File photo: Elad Dvash-Banks, right, and his partner Andrew, play with their twin sons, Ethan, left, and Aiden in their apartment in Los Angeles, January 23, 2020.Credit: AP Photo/Jae C. Hong, File
JTA
Marcy Oster

The son of a Jewish same-sex couple should be granted U.S. citizenship, a federal appeals court ruled.

The ruling on Friday by the Ninth Circuit Court of Appeals upholds an earlier district court decision recognizing the citizenship from birth of Ethan Dvash-Banks, who was born by surrogacy in Canada to Andrew and Elad Dvash-Banks, a married gay couple.
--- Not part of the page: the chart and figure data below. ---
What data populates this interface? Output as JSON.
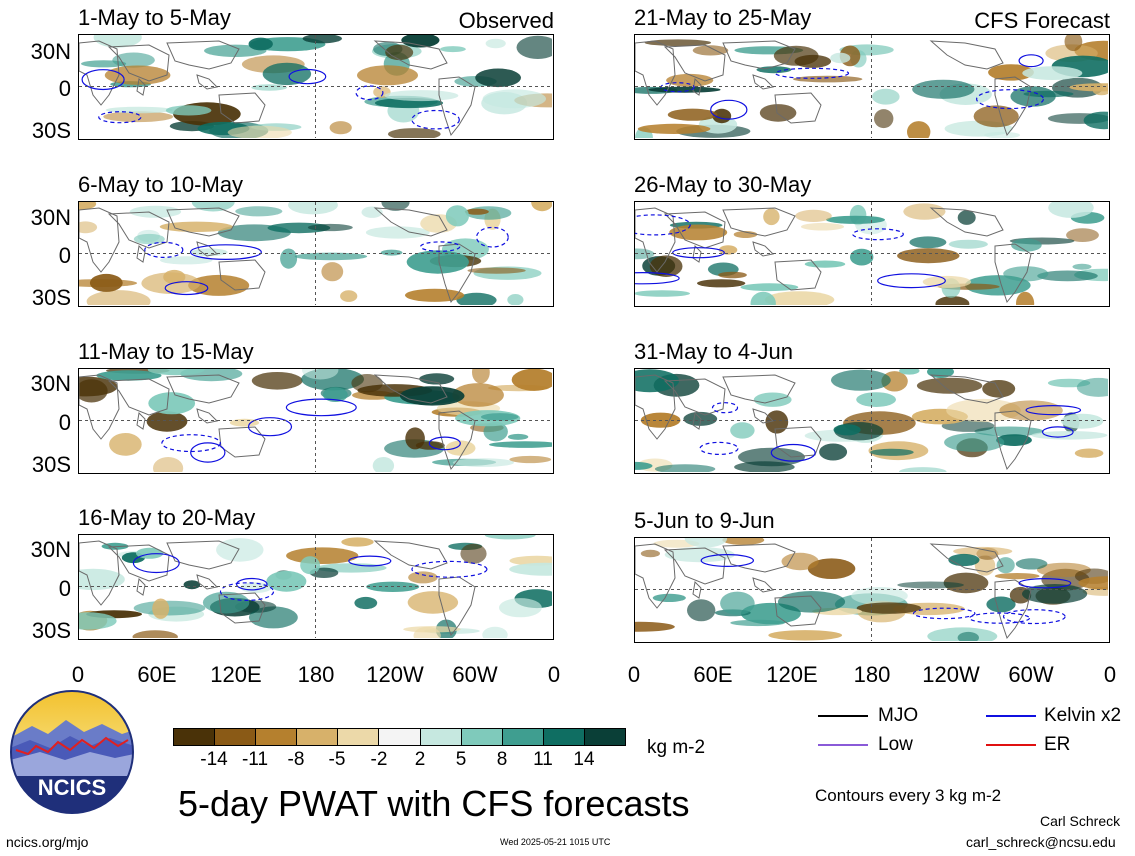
{
  "header": {
    "left_label": "Observed",
    "right_label": "CFS Forecast"
  },
  "panels": {
    "left": [
      {
        "title": "1-May to 5-May"
      },
      {
        "title": "6-May to 10-May"
      },
      {
        "title": "11-May to 15-May"
      },
      {
        "title": "16-May to 20-May"
      }
    ],
    "right": [
      {
        "title": "21-May to 25-May"
      },
      {
        "title": "26-May to 30-May"
      },
      {
        "title": "31-May to 4-Jun"
      },
      {
        "title": "5-Jun to 9-Jun"
      }
    ]
  },
  "axes": {
    "lat_labels": [
      "30N",
      "0",
      "30S"
    ],
    "lon_labels": [
      "0",
      "60E",
      "120E",
      "180",
      "120W",
      "60W",
      "0"
    ]
  },
  "colorbar": {
    "labels": [
      "-14",
      "-11",
      "-8",
      "-5",
      "-2",
      "2",
      "5",
      "8",
      "11",
      "14"
    ],
    "units": "kg m-2",
    "colors": [
      "#4a3208",
      "#8a5a16",
      "#b5802e",
      "#d7b16a",
      "#ecd9a9",
      "#f4f4f4",
      "#c6e8e0",
      "#7fcabb",
      "#3f9e90",
      "#0f6e62",
      "#0a3f37"
    ]
  },
  "legend": {
    "items": [
      {
        "label": "MJO",
        "color": "#000000"
      },
      {
        "label": "Kelvin x2",
        "color": "#1010e0"
      },
      {
        "label": "Low",
        "color": "#8a5ad8"
      },
      {
        "label": "ER",
        "color": "#e01010"
      }
    ],
    "contours_note": "Contours every 3 kg m-2"
  },
  "footer": {
    "main_title": "5-day PWAT with CFS forecasts",
    "logo_text": "NCICS",
    "site": "ncics.org/mjo",
    "timestamp": "Wed 2025-05-21 1015 UTC",
    "author": "Carl Schreck",
    "email": "carl_schreck@ncsu.edu"
  }
}
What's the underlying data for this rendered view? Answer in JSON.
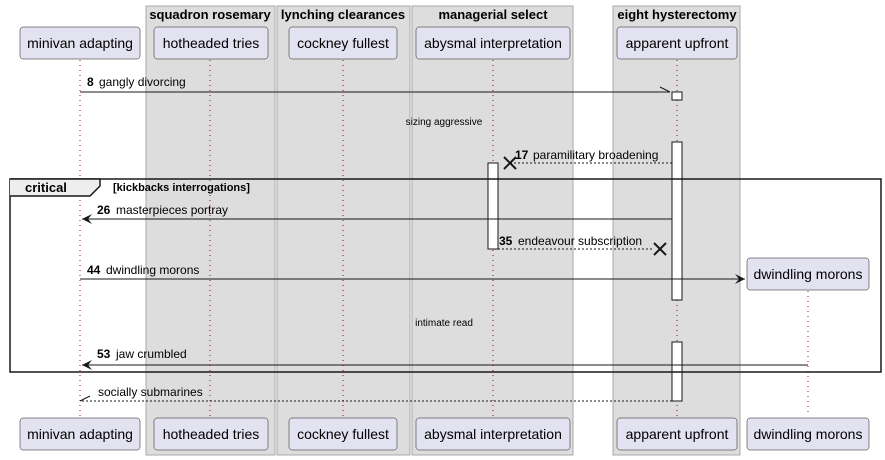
{
  "boxes": [
    {
      "title": "squadron rosemary"
    },
    {
      "title": "lynching clearances"
    },
    {
      "title": "managerial select"
    },
    {
      "title": "eight hysterectomy"
    }
  ],
  "participants": [
    {
      "label": "minivan adapting"
    },
    {
      "label": "hotheaded tries"
    },
    {
      "label": "cockney fullest"
    },
    {
      "label": "abysmal interpretation"
    },
    {
      "label": "apparent upfront"
    },
    {
      "label": "dwindling morons"
    }
  ],
  "messages": [
    {
      "num": "8",
      "text": "gangly divorcing"
    },
    {
      "num": "17",
      "text": "paramilitary broadening"
    },
    {
      "num": "26",
      "text": "masterpieces portray"
    },
    {
      "num": "35",
      "text": "endeavour subscription"
    },
    {
      "num": "44",
      "text": "dwindling morons"
    },
    {
      "num": "53",
      "text": "jaw crumbled"
    },
    {
      "num": "",
      "text": "socially submarines"
    }
  ],
  "dividers": [
    {
      "text": "sizing aggressive"
    },
    {
      "text": "intimate read"
    }
  ],
  "fragment": {
    "kind": "critical",
    "condition": "[kickbacks interrogations]"
  },
  "colors": {
    "box_fill": "#DDDDDD",
    "box_stroke": "#A9A9A9",
    "participant_fill": "#E2E2F0",
    "participant_stroke": "#181818",
    "lifeline": "#A80036",
    "line": "#181818"
  }
}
Ethan’s twin brother, Aiden, was granted citizenship from birth.

Andrew Dvash-Banks, an American, and Elad Dvash-Banks, an Israeli, married in Canada in 2010. Their sons were conceived with donor eggs and the sperm from both fathers, and were born from the same surrogate mother minutes apart in September 2016. Both fathers are listed as the parents on the birth certificates.

Shortly after the births, the fathers applied for American citizenship for their sons. The officer asked for “highly personal details” about the conception of the twins, leading the men to leave the consulate “shocked, humiliated, and hurt,” according to a lawsuit filed in 2018. The men were forced to undergo DNA tests that proved Elad is the father of Ethan and Andrew is the father of Aiden. The State Department then denied Ethan citizenship and treated both children as if they were born out of wedlock.

In February 2019, a federal district judge ruled that the State Department was wrong to deny citizenship to Ethan because U.S. law does not require a child to show a biological relationship with their parents if the parents were married at the time of birth. Ethan was then issued a U.S. passport, but the State Department appealed the decision.

“No longer will these parents have to worry that their twin sons will be treated as if they were born out of wedlock simply because they have two fathers,” Aaron C. Morris, executive director of Immigration Equality and co-counsel for the family, said in a statement.